In 2008, Google adapted software for its search engine to track child porn that is available through its search engine, as reported by Maggie Shiels of BBC News. The FBI also posts hyperlinks on the World Wide Web that advertise child porn. Then they raid the homes of internet users who click on the links, as Declan McCullagh writes in CNet. Moreover, the Child Exploitation and Online Protection Centre (CEOPP), established in 2006, attempts to target the assets or finances of organized child-porn rings, as Jamie Doward from the Guardian reports.
But China simply blocks all porn and American social-media sites from the Internet. China is known very well for its internet censorship and harsh penalties for drug trafficking. Drug use in the country is one of the lowest in the world. As Reuters reports in December 2009, “The Chinese government has run a highly publicized campaign against what officials said were banned smutty and lewd pictures overwhelming the country’s Internet and threatening the emotional health of children.

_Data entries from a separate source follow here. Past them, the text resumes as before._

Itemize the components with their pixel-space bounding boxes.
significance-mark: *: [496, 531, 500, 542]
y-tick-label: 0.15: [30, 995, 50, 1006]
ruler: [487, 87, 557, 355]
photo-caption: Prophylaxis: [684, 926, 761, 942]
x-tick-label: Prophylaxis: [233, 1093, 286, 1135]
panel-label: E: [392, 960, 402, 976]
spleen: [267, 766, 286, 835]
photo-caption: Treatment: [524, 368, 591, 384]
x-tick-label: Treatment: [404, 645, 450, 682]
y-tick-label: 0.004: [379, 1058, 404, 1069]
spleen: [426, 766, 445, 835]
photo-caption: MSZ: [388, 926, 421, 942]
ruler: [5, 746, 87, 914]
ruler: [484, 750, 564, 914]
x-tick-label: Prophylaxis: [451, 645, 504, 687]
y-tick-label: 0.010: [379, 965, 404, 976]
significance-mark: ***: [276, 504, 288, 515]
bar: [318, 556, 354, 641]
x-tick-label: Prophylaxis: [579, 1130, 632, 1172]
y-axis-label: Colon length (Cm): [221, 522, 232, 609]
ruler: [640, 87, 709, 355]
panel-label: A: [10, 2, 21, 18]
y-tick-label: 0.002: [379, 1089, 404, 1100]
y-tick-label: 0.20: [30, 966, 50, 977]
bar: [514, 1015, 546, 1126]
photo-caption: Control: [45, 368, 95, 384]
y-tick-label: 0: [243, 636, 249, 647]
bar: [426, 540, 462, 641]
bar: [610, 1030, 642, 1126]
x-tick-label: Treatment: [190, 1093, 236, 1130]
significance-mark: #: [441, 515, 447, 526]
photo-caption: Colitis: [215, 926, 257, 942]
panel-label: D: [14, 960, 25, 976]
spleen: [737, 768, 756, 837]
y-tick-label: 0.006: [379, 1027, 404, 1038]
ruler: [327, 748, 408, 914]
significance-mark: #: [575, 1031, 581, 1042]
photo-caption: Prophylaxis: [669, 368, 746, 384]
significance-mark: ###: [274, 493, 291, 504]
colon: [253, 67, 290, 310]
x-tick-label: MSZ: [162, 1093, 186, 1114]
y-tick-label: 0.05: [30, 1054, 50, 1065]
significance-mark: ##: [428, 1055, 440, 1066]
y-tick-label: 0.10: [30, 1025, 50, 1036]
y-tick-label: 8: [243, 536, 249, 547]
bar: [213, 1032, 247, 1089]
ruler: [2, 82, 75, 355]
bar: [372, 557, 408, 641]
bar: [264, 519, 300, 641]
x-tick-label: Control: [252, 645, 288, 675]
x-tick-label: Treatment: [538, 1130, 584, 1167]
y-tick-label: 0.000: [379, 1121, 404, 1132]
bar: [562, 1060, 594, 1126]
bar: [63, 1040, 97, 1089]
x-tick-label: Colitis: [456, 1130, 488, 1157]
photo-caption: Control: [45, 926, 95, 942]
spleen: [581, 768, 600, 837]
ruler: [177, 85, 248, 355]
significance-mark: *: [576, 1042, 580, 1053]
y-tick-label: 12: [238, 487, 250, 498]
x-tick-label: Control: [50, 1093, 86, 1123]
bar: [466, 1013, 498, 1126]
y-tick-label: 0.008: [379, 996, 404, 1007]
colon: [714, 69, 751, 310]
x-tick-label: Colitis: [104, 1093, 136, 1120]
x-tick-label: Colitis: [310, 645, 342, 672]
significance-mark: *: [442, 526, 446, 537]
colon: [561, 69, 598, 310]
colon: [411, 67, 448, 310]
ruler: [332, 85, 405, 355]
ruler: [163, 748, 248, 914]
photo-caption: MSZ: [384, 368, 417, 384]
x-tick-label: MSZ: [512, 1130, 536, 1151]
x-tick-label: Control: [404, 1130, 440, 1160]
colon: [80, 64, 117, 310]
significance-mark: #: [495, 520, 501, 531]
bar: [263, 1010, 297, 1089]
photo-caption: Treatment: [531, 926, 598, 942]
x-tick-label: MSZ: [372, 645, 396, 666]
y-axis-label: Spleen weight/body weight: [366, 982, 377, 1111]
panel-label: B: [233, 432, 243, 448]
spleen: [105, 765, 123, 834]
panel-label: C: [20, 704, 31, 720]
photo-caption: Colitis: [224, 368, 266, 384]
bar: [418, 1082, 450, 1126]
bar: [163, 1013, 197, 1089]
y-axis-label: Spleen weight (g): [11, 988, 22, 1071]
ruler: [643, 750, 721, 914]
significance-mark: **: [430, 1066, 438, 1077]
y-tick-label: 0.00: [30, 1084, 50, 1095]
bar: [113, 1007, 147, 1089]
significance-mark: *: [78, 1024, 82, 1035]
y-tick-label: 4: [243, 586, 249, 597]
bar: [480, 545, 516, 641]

They also add that “China has banned a number of popular websites and Internet services, including Google’s Youtube, Twitter, Flickr and Facebook, as well as Chinese content sharing sites. ” Jennifer Guevin of CNET also writes, “Google acknowledged last year that the Chinese government asked it to disable a search feature with the goal of censoring pornography. ” In response to CNET’s report, Myles Taylor, a reader, commented, “I wish we’d take some pages from their book and start cracking down on child pornographers, pedophiles and such. ”
In conclusion, law enforcement on child pornography is too weak and tougher regulations need to be implemented to combat this crisis. It would be very effective and simple if the US government were willing to simply block all porno and social-media-sharing sites from the Web, but the US First Amendment would prohibit that. However, unless US lawmakers do something drastic, such as revising the US Constitution, shoppers will continue to see the photographs of missing children on milk cartons, reminding them that their child could be the next victim of thousands of pedophiles simply waiting for the next opportunity.